Given that you already accept that the duality gap along the central path is $m/t$, then the inequality you're struggling with is really rather simple. Remember, the dual problem provides lower bounds for the optimal value of the primal. So $p^*$ is necessarily in between the objective values of any feasible primal point and any feasible dual point.
That is: we have
$$f(x^*(t)) - g(\gamma^*(t),\lambda^*(t)) = m/t$$
where $g$ is the dual objective. But we also have
$$p^* \leq f(x) \quad \forall x\text{ feasible}$$
and
$$p^* \geq g(\gamma,\lambda) \quad \forall \gamma,\lambda\text{ feasible}$$
Thus for any feasible primal and dual points, we have
$$f(x)-p^* \leq f(x) - g(\gamma,\lambda) \quad \forall x,\gamma,\lambda\text{ feasible}$$
And along the central path,
$$f(x^*(t))-p^* \leq f(x^*(t)) - g(\gamma^*(t),\lambda^*(t))=m/t.$$
EDIT: Actually, it looks like you may not accept the premise that the $m/t$ difference applies to the original problem. So let's look at this for an LP. The primal and dual problems are
$$\begin{array}{llcll}
\text{minimize} & c^T x & \quad & \text{maximize} & b^T \lambda \\
\text{subject to} & A x = b & & \text{subject to} & A^T \lambda + \gamma = c \\
& x \succeq 0 & & & \gamma \succeq 0
\end{array}$$
I prefer $y$ and $z$ above to $\lambda$ and $\gamma$, but for consistency I am keeping your variable names. $\lambda$ is the Lagrange multiplier for the equality constraints, $\gamma$ is the Lagrange multiplier for the inequalities. The barrier problem for the primal is
$$\begin{array}{ll}
\text{minimize} & t c^T x - \textstyle \sum_{i=1}^m \log x_i \\
\text{subject to} & A x = b
\end{array}$$
Note that the domain of this problem is limited to $x\succ 0$ by the barrier term.

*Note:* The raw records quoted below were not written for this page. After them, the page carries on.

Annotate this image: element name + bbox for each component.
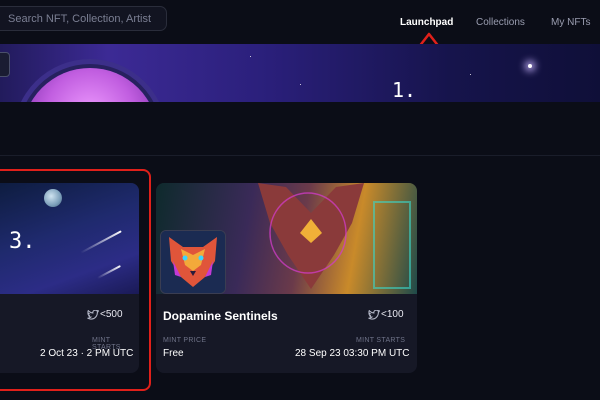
mint-starts-value: 28 Sep 23 03:30 PM UTC bbox=[295, 348, 410, 359]
highlight-annotation bbox=[0, 169, 151, 391]
followers-count: <100 bbox=[381, 309, 404, 320]
nav-collections[interactable]: Collections bbox=[476, 17, 525, 28]
mint-starts-label: MINT STARTS bbox=[356, 337, 406, 344]
star bbox=[528, 64, 532, 68]
star bbox=[250, 56, 251, 57]
featured-banner[interactable]: 1. bbox=[0, 44, 600, 102]
mint-price-label: MINT PRICE bbox=[163, 337, 207, 344]
collection-avatar[interactable] bbox=[160, 230, 226, 294]
star bbox=[300, 84, 301, 85]
annotation-one: 1. bbox=[392, 78, 417, 102]
star bbox=[470, 74, 471, 75]
neon-frame bbox=[373, 201, 411, 289]
mint-price-value: Free bbox=[163, 348, 184, 359]
top-bar: Launchpad Collections My NFTs bbox=[0, 0, 600, 44]
fox-head-art bbox=[161, 231, 225, 293]
collection-title[interactable]: Dopamine Sentinels bbox=[163, 309, 278, 323]
search-input[interactable] bbox=[0, 7, 166, 30]
fox-art bbox=[258, 183, 364, 289]
nav-my-nfts[interactable]: My NFTs bbox=[551, 17, 590, 28]
planet-graphic bbox=[22, 68, 158, 102]
twitter-icon bbox=[368, 310, 380, 320]
search-box[interactable] bbox=[0, 6, 167, 31]
banner-prev-control[interactable] bbox=[0, 52, 10, 77]
divider bbox=[0, 155, 600, 156]
nav-launchpad[interactable]: Launchpad bbox=[400, 17, 453, 28]
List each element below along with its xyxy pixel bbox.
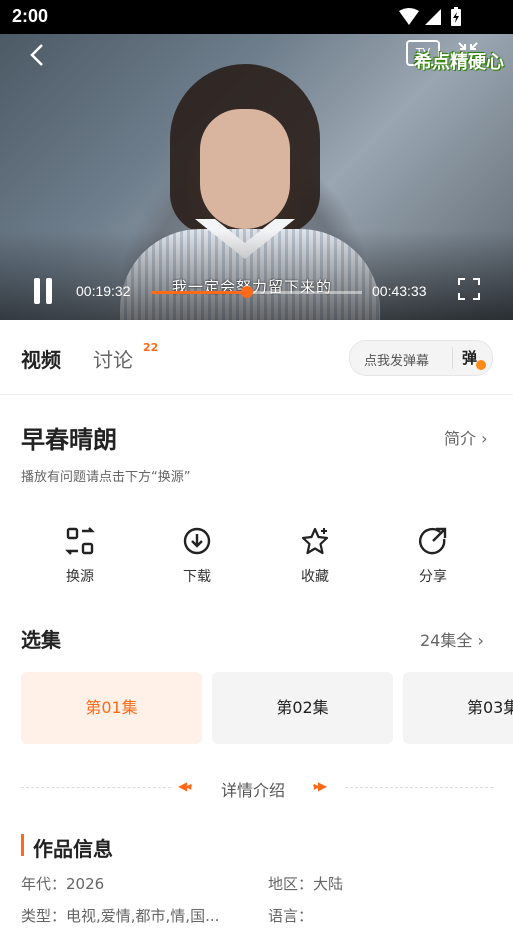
episodes-title: 选集 (21, 628, 61, 652)
switch-source-icon (40, 526, 120, 558)
status-time: 2:00 (12, 6, 49, 26)
status-icons (397, 7, 477, 31)
video-frame (200, 109, 290, 229)
arrow-right-icon: ·▸▶ (312, 779, 327, 793)
show-title: 早春晴朗 (21, 426, 117, 454)
favorite-button[interactable]: 收藏 (275, 526, 355, 586)
favorite-label: 收藏 (301, 569, 329, 585)
episode-item-01[interactable]: 第01集 (21, 672, 202, 744)
back-icon[interactable] (28, 42, 48, 75)
pause-button[interactable] (32, 278, 54, 304)
danmu-placeholder: 点我发弹幕 (364, 354, 430, 369)
video-player[interactable]: TV 希点精硬心 我一定会努力留下来的 00:19:32 00:43:33 (0, 34, 513, 320)
episode-item-03[interactable]: 第03集 (403, 672, 513, 744)
danmu-check-icon (476, 360, 486, 370)
download-button[interactable]: 下载 (157, 526, 237, 586)
progress-fill (152, 291, 247, 294)
meta-genre: 类型：电视,爱情,都市,情,国... (21, 907, 220, 925)
section-marker (21, 834, 24, 856)
info-title: 作品信息 (33, 837, 113, 861)
playback-hint: 播放有问题请点击下方“换源” (21, 470, 191, 485)
details-title: 详情介绍 (221, 781, 286, 800)
fullscreen-icon[interactable] (458, 278, 480, 300)
download-icon (157, 526, 237, 558)
arrow-left-icon: ◀◂· (178, 779, 193, 793)
meta-year: 年代：2026 (21, 875, 105, 893)
episodes-count-link[interactable]: 24集全 › (420, 627, 484, 651)
current-time: 00:19:32 (76, 283, 131, 299)
danmu-input[interactable]: 点我发弹幕 弹 (349, 340, 493, 376)
tab-discuss[interactable]: 讨论 (93, 344, 133, 373)
duration: 00:43:33 (372, 283, 427, 299)
discuss-count-badge: 22 (143, 341, 159, 354)
wifi-icon (399, 8, 419, 25)
danmu-comment: 希点精硬心 (414, 52, 504, 73)
divider (0, 394, 513, 395)
progress-knob[interactable] (240, 286, 253, 298)
divider (21, 787, 171, 789)
meta-region: 地区：大陆 (268, 875, 344, 893)
divider (345, 787, 493, 789)
signal-icon (425, 9, 441, 25)
share-label: 分享 (419, 569, 447, 585)
switch-source-button[interactable]: 换源 (40, 526, 120, 586)
meta-language: 语言： (268, 907, 314, 925)
download-label: 下载 (183, 569, 211, 585)
episode-item-02[interactable]: 第02集 (212, 672, 393, 744)
progress-bar[interactable] (152, 286, 362, 298)
intro-link[interactable]: 简介 › (444, 425, 488, 449)
star-icon (275, 526, 355, 558)
switch-source-label: 换源 (66, 569, 94, 585)
tab-video[interactable]: 视频 (21, 344, 61, 373)
danmu-toggle-button[interactable]: 弹 (462, 347, 477, 368)
share-icon (393, 526, 473, 558)
share-button[interactable]: 分享 (393, 526, 473, 586)
status-bar: 2:00 (0, 0, 513, 34)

The optimality conditions for a fixed $t>0$ satisfy
$$t c - \mathop{\textrm{diag}}(x)^{-1} \mathbf{1} - A^Ty = 0 \quad Ax=b \quad x \succ 0$$
where $y$ is a Lagrange multiplier for the equality constraints. That second term is a bit clumsy: define $z_i\triangleq x_i^{-1}$ for $i=1,2,\dots,m$ so
$$t c - z - A^Ty =0 \quad Ax=b \quad x,z \succ 0 \quad z_i\triangleq x_i^{-1},~i=1,2,\dots,m$$
By inspection, we see that if $(x,y,z)$ satisfies these equality constraints, then $(\gamma,\lambda)=(t^{-1}z,t^{-1}y)$ is a feasible dual point for the original problem. The duality gap for this primal/dual pair $(x,\gamma,\lambda)$ is
$$c^Tx-b^T\lambda=c^Tx-t^{-1}b^Ty=c^Tx-t^{-1}x^TA^Ty=(c-t^{-1}A^Ty)^Tx=t^{-1}z^Tx=m/t.$$
So even though we're looking at the modified barrier model, the set of optimal points $x^*(t)$ are all feasible for the original, and they all lead to feasible dual points $(\gamma^*(t),\lambda^*(t))$ for the dual problem as well. The duality gap for the original model is $m/t$.